Des milliers d’habitants du Haut-Karabakh cherchent à fuir leur région mardi pour passer en Arménie où plus de 28 000 d’entre eux ont déjà trouvé refuge, une semaine après une offensive de l’Azerbaïdjan dans cette région sécessionniste du Caucase.
Selon les autorités arméniennes, quelque 28 120 réfugiés sont arrivés jusqu’à présent en Arménie en provenance du Haut-Karabakh.
L’Azerbaïdjan a ouvert dimanche la seule route menant de cette région à l’Arménie, quatre jours après la capitulation des séparatistes et un accord de cessez-le-feu qui place le Haut-Karabakh sous le contrôle de Bakou.
Le chef de la diplomatie américaine Antony Blinken a appelé l’Azerbaïdjan à respecter ses engagements de protéger les civils dans la province et à y permettre l’accès de l’aide humanitaire.
« Le secrétaire d’État s’est à nouveau entretenu avec le président Aliev aujourd’hui et a souligné l’urgence de mettre fin aux hostilités, d’assurer la protection inconditionnelle et la liberté de mouvement des civils, et de garantir un accès humanitaire sans entrave au Haut-Karabakh », a déclaré le porte-parole du département d’État, Matthew Miller.
La France, pour sa part, a appelé à « une action diplomatique internationale » face « à l’abandon de l’Arménie par la Russie ».
Paris a estimé que l’exode « massif » des Arméniens du Haut-Karabakh se déroule « sous l’œil complice de la Russie », qui avait déployé en 2020 une force de maintien de la paix dans cette région sécessionniste.
L’Union européenne a réclamé de l’Azerbaïdjan qu’il détaille sa « vision » quant à l’avenir des Arméniens vivant au Haut-Karabakh.

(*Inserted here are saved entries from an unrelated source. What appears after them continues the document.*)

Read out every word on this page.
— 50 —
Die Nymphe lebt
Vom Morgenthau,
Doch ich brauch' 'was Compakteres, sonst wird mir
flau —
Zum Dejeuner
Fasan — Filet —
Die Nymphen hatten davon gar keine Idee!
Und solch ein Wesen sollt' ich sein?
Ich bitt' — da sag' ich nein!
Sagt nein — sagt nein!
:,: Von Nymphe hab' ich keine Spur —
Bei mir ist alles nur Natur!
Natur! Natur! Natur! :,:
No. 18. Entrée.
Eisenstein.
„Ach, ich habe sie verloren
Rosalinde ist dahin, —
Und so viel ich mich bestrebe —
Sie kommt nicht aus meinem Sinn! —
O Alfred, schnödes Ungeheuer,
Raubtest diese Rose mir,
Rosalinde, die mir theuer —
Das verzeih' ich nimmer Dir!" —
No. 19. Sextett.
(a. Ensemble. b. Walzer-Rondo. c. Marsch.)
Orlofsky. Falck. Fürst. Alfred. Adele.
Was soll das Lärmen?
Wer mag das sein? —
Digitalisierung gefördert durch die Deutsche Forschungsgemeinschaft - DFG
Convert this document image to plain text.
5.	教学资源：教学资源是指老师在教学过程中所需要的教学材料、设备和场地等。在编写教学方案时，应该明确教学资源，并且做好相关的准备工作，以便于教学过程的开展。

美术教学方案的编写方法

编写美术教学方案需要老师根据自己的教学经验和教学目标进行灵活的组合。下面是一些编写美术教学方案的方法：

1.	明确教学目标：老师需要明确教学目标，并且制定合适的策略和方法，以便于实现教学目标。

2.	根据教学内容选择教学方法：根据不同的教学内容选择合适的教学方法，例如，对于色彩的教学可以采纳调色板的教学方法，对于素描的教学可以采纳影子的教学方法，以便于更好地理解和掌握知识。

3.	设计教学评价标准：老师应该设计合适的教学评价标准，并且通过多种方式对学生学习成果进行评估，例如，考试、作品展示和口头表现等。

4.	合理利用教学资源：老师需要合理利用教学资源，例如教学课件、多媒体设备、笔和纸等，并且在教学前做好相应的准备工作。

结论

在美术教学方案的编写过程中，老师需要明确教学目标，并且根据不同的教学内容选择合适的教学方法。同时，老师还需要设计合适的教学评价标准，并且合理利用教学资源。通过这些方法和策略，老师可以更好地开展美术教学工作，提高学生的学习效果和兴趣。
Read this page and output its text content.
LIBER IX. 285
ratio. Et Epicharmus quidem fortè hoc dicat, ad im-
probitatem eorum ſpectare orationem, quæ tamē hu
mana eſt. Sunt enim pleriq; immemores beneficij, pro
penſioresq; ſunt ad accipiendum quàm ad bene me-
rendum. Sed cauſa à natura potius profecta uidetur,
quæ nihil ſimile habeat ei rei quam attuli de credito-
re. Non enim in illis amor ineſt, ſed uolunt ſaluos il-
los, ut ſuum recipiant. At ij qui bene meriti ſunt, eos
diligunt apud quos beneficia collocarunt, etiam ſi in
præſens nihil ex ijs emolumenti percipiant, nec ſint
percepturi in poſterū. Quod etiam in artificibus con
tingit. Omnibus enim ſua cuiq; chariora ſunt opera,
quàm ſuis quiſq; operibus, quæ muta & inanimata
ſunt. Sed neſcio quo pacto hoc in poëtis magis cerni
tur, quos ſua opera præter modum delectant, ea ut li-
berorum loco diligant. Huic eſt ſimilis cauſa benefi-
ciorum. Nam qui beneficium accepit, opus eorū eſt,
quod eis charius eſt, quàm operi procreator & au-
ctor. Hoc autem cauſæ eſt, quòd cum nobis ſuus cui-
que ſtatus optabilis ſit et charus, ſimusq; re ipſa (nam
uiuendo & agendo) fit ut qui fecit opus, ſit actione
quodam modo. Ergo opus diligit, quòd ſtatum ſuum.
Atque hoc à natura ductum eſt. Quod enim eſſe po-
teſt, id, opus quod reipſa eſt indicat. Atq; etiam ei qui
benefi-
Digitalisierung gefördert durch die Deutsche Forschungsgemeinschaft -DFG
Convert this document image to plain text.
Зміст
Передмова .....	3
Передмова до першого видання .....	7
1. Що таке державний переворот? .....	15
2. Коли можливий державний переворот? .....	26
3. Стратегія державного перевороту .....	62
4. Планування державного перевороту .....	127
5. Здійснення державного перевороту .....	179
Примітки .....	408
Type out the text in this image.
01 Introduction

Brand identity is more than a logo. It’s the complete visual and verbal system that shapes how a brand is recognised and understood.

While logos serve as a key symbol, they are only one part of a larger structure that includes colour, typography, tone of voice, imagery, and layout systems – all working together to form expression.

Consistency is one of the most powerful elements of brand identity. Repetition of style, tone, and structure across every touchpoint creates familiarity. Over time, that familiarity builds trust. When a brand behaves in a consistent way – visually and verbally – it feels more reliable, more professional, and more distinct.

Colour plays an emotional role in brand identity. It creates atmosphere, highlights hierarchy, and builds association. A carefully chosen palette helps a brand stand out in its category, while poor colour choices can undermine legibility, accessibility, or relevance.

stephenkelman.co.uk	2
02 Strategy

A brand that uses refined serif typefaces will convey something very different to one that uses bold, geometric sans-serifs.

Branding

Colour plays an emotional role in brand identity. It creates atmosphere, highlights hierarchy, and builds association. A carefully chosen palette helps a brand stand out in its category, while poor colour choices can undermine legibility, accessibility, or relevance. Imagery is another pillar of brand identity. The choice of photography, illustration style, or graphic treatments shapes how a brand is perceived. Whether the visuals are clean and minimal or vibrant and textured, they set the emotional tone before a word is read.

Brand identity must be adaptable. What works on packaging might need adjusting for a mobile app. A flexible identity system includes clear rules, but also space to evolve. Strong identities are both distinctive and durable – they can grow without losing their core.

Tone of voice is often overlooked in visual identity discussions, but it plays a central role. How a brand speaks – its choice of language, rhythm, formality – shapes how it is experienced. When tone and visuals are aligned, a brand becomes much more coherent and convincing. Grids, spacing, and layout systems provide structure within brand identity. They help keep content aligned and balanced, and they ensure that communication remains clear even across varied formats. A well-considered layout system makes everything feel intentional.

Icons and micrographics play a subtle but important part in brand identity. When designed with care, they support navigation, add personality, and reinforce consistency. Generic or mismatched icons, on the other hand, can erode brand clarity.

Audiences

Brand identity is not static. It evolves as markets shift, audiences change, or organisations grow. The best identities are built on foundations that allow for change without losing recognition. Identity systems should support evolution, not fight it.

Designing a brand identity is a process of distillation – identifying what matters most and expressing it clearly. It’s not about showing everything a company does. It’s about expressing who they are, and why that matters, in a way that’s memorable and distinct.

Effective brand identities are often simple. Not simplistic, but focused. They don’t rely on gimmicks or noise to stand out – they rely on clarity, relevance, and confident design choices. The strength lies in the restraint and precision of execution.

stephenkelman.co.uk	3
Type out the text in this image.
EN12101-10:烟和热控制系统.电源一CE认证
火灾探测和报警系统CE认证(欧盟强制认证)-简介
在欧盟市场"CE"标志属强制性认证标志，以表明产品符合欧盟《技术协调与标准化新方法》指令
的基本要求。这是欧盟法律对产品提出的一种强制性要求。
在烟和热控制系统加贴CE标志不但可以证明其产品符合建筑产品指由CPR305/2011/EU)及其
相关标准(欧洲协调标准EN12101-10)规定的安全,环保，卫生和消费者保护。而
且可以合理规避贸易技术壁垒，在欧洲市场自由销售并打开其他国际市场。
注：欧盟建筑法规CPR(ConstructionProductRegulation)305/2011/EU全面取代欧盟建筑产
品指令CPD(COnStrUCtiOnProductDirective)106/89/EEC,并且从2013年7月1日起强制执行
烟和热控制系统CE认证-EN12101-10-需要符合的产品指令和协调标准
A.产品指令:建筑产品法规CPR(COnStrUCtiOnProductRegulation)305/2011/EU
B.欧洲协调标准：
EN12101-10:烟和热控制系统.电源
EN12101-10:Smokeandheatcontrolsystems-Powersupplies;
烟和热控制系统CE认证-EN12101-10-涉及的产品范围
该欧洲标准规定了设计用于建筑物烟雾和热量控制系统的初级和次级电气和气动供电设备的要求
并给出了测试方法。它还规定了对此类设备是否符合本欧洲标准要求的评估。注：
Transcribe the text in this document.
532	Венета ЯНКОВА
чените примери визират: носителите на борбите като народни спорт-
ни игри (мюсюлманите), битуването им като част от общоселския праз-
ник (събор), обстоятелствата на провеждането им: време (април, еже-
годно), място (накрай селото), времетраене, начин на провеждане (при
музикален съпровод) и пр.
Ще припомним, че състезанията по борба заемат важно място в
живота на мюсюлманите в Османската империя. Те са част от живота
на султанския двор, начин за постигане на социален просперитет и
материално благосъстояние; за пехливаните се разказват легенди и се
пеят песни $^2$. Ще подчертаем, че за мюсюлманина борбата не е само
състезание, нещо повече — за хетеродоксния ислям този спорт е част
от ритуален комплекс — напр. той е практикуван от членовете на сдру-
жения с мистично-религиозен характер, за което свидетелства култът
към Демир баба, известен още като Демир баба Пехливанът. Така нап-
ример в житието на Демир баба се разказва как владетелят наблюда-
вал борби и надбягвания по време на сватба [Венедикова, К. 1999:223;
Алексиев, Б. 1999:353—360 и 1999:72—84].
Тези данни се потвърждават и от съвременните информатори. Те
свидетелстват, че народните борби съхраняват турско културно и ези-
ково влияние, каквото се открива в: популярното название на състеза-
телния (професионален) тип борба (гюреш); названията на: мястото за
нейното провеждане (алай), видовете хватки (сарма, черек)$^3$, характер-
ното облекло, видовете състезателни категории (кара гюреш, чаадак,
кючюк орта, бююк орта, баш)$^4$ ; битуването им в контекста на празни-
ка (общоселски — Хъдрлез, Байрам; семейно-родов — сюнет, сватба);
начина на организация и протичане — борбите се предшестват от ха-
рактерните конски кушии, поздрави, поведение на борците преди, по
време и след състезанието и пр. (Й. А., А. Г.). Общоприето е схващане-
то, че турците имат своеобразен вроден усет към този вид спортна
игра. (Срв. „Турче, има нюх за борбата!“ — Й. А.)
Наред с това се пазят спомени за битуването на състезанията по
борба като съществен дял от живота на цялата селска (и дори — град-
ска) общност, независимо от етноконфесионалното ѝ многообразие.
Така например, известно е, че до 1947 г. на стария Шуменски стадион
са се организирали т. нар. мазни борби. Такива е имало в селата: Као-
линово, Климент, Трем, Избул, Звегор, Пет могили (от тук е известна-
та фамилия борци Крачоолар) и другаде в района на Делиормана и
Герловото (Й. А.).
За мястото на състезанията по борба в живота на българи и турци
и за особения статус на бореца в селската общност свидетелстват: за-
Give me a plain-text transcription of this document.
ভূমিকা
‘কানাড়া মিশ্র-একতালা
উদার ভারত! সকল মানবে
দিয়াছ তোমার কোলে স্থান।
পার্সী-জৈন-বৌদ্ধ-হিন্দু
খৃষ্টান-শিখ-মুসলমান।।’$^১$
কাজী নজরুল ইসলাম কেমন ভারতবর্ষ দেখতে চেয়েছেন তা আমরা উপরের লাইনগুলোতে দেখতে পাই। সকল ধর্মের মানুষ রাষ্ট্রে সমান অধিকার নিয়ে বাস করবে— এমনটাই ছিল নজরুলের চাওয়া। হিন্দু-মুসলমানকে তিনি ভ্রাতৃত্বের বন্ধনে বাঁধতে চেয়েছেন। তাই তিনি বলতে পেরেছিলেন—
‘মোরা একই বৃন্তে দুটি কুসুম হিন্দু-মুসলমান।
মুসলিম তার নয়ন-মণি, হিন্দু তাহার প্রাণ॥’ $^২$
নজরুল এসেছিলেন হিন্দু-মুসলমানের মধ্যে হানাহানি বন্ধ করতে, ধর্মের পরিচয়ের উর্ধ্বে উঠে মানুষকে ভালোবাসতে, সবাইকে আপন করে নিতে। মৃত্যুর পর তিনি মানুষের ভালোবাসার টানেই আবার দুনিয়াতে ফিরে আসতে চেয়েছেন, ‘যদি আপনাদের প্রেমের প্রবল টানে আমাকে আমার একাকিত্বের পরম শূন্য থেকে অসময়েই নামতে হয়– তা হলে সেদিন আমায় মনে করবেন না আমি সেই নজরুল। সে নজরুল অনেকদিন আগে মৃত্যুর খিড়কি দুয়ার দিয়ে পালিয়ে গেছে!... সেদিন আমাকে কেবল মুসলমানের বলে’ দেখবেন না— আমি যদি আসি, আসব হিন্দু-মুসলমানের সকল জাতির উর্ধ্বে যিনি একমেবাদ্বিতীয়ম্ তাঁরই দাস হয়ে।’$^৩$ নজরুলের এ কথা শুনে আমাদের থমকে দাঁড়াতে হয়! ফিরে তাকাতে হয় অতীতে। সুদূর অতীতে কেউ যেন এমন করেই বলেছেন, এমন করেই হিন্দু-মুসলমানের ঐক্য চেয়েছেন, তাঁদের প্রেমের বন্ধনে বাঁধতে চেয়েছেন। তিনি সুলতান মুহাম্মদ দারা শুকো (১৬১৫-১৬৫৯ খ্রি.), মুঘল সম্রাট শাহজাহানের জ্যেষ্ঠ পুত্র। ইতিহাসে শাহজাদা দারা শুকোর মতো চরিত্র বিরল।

Dans un communiqué, l’UE souligne la « nécessité pour la transparence et pour un accès de l’aide humanitaire internationale et de responsables chargés de veiller au respect des droits humains, et d’obtenir davantage de détails sur la vision de Bakou concernant l’avenir des Arméniens du Haut-Karabakh en Azerbaïdjan ».
Dans le flot de réfugiés arméniens, l’Azerbaïdjan recherche de possibles auteurs de « crimes de guerre », a indiqué mardi de son côté une source gouvernementale azerbaïdjanaise à l’AFP.
« L’Azerbaïdjan a l’intention d’amnistier les combattants arméniens qui ont déposé les armes au Karabakh. Mais ceux qui ont commis des crimes de guerre pendant les guerres au Karabakh doivent nous être remis », a indiqué cette source.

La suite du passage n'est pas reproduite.